What is a Benefit Drug?

A Benefit Drug is a medicine or related item listed in the BNDF used in the treatment of:

  • Asthma

  • Cancer

  • Diabetes

  • Epilepsy

  • Glaucoma

  • Hypertension

How does BDS ensure the quality of drugs provided?

  • All drugs accepted or contracted for the first time must provide samples for testing

  • Random testing of drugs is carried out periodically

  • The manufacturer must be registered with BDS as an approved supplier.

  • All drugs tendered under the BDS programme must be sold in the country of manufacture.

  • As part of our monitoring your doctor may report any reactions which you have to the medication by completing an Adverse Drug Reaction Form or you can contact BDS, at 535-4300 or drugservice@health.gov.bb, and tell us about it yourself.

What forms of identification can be used to fill a prescription?

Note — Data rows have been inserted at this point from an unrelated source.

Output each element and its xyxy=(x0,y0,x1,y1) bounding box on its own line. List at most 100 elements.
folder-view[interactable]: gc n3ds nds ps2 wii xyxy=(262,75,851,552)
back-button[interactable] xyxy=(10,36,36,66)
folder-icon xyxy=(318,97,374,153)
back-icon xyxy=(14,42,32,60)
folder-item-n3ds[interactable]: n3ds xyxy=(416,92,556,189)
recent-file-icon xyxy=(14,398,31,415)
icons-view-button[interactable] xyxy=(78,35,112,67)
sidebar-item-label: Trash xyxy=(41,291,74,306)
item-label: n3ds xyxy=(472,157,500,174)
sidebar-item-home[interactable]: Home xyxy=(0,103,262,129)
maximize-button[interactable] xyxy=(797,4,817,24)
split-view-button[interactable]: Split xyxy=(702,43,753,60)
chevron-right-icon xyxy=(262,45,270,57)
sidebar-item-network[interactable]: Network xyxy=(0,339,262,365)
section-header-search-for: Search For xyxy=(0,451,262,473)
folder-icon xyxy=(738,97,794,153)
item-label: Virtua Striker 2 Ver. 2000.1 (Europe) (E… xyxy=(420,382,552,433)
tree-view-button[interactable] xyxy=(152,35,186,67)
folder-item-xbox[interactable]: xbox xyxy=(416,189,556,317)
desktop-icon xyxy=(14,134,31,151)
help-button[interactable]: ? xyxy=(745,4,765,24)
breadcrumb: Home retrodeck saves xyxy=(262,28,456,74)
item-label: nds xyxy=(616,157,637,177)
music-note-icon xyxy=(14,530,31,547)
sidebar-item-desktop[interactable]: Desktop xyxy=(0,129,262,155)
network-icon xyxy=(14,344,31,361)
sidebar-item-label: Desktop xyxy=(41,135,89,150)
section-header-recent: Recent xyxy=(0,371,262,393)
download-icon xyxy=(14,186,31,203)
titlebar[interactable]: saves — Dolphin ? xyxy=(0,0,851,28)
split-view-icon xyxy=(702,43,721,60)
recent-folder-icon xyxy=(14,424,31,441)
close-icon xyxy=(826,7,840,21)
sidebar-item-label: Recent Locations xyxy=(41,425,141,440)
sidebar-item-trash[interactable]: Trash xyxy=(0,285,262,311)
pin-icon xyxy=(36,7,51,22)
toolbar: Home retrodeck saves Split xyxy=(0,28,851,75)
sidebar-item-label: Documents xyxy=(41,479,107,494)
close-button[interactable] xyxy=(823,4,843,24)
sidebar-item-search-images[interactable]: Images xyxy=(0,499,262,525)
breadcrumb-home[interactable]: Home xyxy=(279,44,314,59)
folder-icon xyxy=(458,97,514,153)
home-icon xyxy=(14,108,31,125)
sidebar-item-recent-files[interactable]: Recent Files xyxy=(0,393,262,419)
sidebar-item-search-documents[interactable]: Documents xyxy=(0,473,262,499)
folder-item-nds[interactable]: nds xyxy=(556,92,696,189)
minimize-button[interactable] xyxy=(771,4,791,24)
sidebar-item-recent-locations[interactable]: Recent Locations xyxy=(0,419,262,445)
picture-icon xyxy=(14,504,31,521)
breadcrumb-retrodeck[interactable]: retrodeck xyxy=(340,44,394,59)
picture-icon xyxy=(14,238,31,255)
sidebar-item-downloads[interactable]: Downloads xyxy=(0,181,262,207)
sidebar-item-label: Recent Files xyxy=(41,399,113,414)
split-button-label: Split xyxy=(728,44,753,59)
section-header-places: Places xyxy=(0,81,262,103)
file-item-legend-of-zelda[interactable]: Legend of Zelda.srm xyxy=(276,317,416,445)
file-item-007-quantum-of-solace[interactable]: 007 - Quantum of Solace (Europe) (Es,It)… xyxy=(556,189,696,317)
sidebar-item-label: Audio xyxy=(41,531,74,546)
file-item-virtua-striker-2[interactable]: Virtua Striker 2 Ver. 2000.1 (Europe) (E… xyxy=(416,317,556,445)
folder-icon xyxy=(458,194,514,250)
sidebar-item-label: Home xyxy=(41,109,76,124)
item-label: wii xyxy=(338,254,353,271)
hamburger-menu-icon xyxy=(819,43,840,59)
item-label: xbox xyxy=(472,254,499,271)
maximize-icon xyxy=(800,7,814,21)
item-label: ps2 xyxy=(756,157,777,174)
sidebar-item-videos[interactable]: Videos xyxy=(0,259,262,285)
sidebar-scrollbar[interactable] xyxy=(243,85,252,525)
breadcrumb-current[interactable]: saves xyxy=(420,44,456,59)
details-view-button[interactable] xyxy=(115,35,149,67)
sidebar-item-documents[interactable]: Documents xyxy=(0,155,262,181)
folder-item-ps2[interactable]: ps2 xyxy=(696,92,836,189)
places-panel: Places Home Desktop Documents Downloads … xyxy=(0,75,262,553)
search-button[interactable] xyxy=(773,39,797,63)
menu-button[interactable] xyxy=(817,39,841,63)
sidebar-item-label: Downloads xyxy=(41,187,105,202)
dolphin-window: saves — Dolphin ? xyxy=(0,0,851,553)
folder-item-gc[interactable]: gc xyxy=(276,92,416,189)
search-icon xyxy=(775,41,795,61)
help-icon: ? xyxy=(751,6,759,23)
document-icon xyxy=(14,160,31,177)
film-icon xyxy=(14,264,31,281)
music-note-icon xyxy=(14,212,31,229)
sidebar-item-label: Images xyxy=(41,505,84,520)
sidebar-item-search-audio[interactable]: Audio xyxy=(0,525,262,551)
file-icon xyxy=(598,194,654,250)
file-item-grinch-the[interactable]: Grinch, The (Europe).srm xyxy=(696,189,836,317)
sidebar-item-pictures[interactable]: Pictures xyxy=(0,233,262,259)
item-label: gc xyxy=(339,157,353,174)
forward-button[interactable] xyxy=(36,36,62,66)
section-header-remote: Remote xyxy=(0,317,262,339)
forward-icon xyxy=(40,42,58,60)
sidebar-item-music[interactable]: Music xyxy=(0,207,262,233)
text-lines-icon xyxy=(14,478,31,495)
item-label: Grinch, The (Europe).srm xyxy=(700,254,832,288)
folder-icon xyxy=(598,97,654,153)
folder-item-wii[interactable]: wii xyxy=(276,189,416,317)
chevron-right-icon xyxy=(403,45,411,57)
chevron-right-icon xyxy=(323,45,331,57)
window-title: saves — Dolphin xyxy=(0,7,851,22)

  • A Barbados Identification (ID) card or passport with a valid ID number on which the nationality is Barbadian.

  • Where nationality is NOT Barbadian a Certificate of Permanent Residence or a passport with a stamp, from the Immigration Department, that states that permanent residence has been granted.

  • NOTE 1: Children from 6 weeks old must have a minor’s ID card to benefit in both the private and the public sector. Under 6 weeks old the Immunisation booklet with a parent’s ID card can be used.

  • NOTE 2: The Barbados Driver’s licence is not an acceptable form of identification because it does not identify the nationality of the owner.

  • To benefit you must produce one of the approved forms of identification at each visit to the pharmacy.